1 Corpus
2 Dictionary draft
3 Postediting
The Dictionary Express method of building dictionaries and other lexicographic works primarily draws on automatic generation of dictionary entries which are then validated and post-edited by humans. This approach is far more effective than the traditional methods.
The current state-of-the-art corpus systems, such as Sketch Engine, together with large corpora can automatically retrieve various types of linguistic data and use them for different components of dictionary entries. Data which can be retrieved automatically are, for example:
- headwords
- word frequency
- word forms
- word senses
- example sentences
- collocations
- multiword expressions
- synonyms and antonyms (thesaurus)
- translations
- usage flags (e.g. formal/informal, written/spoken, domains and topics)
The challenges of working with authentic language
A dictionary should provide information about how language is used by its users. This is why the Dictionary Express method generates dictionary entries from corpora of authentic language. However, authentic language is naturally noisy and this is why we developed tools and methodology that allows us to generate good quality dictionary data even if the corpus contains a certain level of noise.
Headwords
headword frequency
word forms
We only work with corpora which are tagged for part of speech and which are lemmatized. This way we can get reliable frequency for each part of speech a word is used in. In addition, lemmatization ensures that different forms of the same word (plural/singular, cases, genders, tenses) are correctly included in the count for headword.
Word senses
We developed technology which uses collocations to identify the different senses of the word. The output is then presented to human editors who name, validate, merge and edit the suggested senses.
Example sentences
The GDEX technology was developed to automatically identify illustrative sentences which serve well as Good Dictionary EXamples. GDEX has been available to the Sketch Engine users for many years. The same technology is used by Dictionary Express. Example sentences are identified based on word senses identified in the previous step.

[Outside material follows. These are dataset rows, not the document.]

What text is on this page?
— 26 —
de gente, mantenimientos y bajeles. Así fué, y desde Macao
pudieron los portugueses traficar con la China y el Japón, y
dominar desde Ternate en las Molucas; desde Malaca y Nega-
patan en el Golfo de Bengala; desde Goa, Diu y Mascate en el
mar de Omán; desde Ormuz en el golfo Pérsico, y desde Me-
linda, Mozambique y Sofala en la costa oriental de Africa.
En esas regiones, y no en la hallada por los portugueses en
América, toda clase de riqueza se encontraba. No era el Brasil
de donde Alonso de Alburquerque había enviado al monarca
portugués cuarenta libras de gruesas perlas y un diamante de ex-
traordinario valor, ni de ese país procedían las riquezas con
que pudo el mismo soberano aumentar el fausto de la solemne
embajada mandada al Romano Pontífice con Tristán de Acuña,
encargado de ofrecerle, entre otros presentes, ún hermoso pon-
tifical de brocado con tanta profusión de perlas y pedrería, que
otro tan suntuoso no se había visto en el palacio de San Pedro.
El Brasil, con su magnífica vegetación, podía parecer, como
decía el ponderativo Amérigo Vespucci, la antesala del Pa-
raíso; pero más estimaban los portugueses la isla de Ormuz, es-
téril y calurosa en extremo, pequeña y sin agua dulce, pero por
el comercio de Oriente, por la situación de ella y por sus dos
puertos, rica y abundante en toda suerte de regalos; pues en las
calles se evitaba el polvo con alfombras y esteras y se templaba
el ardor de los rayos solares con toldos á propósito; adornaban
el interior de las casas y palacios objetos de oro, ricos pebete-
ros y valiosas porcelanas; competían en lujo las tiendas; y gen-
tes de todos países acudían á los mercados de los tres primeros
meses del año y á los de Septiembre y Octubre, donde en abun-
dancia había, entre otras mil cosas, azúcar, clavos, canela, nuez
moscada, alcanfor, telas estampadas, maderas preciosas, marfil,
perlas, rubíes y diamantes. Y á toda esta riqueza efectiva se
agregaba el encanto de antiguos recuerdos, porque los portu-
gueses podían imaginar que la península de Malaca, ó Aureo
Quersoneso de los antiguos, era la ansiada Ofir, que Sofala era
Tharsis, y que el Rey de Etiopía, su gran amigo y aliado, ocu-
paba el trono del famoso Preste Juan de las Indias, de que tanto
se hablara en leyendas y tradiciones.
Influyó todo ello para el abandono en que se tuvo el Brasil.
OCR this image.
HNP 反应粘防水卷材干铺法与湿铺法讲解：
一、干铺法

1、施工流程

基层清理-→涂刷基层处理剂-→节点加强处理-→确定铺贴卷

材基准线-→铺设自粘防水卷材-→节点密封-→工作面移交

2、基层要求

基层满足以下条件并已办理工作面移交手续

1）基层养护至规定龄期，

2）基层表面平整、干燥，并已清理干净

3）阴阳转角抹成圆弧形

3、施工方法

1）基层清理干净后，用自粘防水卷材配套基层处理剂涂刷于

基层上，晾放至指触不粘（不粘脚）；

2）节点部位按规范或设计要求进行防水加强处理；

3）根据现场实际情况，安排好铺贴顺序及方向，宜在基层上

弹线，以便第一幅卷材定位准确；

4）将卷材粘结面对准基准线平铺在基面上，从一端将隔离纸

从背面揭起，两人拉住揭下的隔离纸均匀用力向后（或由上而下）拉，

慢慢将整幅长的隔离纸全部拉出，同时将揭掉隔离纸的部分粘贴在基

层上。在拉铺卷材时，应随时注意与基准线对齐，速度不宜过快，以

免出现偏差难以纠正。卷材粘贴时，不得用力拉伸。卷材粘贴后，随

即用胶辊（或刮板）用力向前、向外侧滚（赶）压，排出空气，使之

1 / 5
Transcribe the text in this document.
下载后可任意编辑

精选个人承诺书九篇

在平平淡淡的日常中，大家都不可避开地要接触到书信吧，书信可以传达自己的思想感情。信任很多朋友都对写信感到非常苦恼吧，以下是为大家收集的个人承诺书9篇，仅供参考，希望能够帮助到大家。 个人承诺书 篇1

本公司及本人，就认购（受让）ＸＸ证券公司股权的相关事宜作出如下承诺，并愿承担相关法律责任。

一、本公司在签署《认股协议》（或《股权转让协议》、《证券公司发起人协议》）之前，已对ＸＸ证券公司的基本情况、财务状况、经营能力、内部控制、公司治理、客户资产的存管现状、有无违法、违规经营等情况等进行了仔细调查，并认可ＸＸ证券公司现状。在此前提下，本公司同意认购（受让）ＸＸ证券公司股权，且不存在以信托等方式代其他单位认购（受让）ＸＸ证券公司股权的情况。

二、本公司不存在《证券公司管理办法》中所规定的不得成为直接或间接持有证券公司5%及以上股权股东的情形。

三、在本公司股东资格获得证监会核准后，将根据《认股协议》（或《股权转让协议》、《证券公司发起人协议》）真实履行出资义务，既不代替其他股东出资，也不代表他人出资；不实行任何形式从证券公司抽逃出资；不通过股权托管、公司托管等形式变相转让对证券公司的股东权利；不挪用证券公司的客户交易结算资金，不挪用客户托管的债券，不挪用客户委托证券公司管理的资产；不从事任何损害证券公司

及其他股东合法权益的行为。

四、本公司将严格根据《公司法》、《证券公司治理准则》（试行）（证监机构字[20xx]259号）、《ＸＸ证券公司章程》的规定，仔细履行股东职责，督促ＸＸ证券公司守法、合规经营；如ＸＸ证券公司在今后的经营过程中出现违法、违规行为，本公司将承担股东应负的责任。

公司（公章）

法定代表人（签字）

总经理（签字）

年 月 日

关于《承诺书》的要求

The sentences preselected by GDEX are then validated and edited by human editors.
Collocations
Collocations, or typical word combinations, are identified using the Word Sketch technology. It has been continuously developed since 2003 and the users of Sketch Engine take advantage of it every day. Rather than on frequency, the Word Sketch focusses on typicality, which is much more valuable. (What do we mean by typical?)
Image on the right: A screenshot from the Sketch Engine interface showing part of the Word Sketch screen with collocations, their examples and frequency counts. More statistics and view options are available, including the possibility to view the authentic source sentences.